According to California’s Labor Code, employment is presumed to be at-will if the employer and employee did not sign an employment contract that specifies the duration of the employment. This means that the employee may be discharged at any time, with or without cause. However, some workers may not be aware that many different circumstances under which employment is terminated can constitute viable wrongful termination lawsuits.

Whether employment is at-will or by employment contract, employers may not violate any of the several laws that protect workers. The most obvious violation would be to terminate employment prior to the expiry date as agreed upon in an employment contract. Also, employees may not be exposed to discrimination, and this may also not be the reason for ending someone’s employment. Discrimination can take on many forms, including color, race, religion, national origin, sex, pregnancy, disability and age.

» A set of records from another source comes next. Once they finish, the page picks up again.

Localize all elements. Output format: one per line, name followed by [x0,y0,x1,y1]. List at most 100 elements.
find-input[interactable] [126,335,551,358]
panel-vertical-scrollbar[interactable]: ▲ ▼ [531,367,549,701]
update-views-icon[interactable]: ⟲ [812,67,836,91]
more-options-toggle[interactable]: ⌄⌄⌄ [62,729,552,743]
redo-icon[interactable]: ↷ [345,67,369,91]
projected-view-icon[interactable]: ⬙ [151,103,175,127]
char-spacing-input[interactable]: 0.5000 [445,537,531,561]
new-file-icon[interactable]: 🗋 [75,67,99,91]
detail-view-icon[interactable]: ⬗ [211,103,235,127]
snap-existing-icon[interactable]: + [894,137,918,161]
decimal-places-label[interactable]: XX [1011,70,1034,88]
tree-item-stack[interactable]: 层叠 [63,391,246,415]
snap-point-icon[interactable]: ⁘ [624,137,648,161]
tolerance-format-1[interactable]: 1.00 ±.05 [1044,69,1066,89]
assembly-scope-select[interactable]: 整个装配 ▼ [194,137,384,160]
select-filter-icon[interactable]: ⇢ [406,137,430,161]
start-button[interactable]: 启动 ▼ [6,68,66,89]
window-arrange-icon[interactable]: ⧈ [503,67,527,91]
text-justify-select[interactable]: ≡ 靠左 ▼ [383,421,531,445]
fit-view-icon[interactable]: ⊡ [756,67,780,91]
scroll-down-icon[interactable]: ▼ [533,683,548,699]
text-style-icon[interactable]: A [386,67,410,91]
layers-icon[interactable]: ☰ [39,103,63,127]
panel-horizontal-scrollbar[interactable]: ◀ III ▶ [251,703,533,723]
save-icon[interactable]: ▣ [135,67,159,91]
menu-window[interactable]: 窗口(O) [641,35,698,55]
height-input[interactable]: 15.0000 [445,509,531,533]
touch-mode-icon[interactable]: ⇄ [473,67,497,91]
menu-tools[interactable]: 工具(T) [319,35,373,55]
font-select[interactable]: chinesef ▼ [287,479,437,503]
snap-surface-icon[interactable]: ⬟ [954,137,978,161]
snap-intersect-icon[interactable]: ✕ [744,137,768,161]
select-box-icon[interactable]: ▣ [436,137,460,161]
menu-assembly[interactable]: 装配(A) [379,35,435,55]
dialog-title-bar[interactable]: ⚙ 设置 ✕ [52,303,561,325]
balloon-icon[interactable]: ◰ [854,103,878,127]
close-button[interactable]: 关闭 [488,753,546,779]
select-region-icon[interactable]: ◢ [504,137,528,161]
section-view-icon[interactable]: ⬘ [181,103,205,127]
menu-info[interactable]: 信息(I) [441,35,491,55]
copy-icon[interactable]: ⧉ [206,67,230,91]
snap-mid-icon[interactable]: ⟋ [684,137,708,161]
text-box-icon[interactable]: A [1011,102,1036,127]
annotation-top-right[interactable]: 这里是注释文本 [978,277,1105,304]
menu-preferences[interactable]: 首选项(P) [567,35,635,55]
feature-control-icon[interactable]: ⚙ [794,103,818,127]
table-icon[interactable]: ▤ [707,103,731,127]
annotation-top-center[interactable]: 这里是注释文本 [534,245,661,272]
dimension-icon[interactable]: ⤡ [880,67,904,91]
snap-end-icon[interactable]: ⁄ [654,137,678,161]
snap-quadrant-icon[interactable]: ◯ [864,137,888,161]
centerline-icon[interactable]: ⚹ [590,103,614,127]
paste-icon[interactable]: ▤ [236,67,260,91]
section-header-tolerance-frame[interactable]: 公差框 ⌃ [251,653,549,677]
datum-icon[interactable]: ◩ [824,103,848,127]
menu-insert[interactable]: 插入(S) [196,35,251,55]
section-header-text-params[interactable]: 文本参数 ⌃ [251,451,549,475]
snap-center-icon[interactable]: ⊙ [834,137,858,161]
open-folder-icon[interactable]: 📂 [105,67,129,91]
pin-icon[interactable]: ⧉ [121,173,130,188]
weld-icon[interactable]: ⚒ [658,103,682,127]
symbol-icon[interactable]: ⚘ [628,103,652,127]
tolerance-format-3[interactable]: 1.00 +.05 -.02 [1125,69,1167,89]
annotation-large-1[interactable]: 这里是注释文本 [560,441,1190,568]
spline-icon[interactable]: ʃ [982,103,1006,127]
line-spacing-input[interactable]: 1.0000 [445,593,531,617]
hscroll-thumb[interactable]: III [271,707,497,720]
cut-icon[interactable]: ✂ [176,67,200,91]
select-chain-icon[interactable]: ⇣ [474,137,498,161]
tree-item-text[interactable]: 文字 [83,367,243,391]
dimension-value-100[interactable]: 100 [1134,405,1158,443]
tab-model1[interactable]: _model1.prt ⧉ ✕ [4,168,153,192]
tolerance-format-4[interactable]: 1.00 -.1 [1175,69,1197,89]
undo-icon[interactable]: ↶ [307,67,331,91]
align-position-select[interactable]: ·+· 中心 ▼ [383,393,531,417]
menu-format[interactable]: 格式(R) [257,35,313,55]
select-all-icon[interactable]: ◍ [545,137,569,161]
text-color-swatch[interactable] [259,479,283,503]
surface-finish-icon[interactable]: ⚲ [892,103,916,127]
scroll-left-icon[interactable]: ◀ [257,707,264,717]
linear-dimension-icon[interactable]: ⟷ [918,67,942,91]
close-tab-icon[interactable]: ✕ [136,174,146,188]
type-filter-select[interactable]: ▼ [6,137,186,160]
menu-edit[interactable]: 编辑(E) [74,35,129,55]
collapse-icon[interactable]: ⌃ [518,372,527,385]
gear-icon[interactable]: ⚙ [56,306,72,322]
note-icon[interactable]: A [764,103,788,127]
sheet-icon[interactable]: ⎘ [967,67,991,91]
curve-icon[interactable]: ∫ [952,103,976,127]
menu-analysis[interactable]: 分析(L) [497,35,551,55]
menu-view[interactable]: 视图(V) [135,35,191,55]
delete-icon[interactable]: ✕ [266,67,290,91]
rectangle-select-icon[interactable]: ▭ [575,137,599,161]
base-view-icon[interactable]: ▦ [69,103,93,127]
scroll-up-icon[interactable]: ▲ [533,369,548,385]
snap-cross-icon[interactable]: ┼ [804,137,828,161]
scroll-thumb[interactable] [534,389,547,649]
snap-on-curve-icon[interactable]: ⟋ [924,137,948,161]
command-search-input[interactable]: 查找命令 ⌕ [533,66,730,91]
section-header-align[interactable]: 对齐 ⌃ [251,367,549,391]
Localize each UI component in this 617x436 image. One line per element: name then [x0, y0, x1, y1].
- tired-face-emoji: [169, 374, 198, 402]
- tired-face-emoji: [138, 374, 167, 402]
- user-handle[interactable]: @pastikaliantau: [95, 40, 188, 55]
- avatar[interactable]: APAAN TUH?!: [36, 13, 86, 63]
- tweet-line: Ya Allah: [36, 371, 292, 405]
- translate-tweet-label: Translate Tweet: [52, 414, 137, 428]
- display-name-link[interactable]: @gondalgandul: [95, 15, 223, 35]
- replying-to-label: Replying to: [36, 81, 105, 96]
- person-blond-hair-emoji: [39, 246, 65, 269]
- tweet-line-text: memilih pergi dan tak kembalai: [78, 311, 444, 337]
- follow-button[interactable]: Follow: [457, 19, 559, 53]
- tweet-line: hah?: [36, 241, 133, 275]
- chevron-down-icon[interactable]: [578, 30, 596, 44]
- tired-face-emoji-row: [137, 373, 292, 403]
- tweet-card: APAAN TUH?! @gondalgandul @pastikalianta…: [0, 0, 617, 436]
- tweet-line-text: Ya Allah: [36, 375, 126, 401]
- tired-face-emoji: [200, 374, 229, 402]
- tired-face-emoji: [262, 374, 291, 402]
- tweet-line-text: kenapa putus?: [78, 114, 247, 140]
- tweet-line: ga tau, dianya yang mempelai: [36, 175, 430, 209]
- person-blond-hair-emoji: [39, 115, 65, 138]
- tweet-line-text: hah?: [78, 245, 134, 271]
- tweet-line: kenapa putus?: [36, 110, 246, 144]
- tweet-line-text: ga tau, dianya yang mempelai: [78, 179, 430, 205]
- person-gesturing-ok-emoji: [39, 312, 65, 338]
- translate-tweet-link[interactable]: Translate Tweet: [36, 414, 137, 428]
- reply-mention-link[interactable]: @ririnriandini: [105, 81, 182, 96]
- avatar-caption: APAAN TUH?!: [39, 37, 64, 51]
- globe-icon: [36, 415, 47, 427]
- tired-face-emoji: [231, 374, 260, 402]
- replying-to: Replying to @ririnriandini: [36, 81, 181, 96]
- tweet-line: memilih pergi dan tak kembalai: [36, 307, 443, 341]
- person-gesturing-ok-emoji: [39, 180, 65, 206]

Wrongful termination lawsuits may follow retaliation by employers — especially when employees report illegal activities or unsafe work environments. It is also not uncommon for workers to lose their jobs for taking the time off to which they are entitled or have a legal right. The Family and Medical Leave Act is often violated by employers who terminate employees for claiming this type of leave.

California workers who are unsure about the meaning of wrongful termination or what steps to take if they are victims of such treatment, may gain the necessary knowledge by discussing the issue with an experienced employment law attorney. Along with explaining their rights, a lawyer can also prepare employees for what will follow if legal action is taken. A knowledgeable attorney can navigate a lawsuit on behalf of a victim by pursuing restitution for losses suffered as the result of wrongful termination.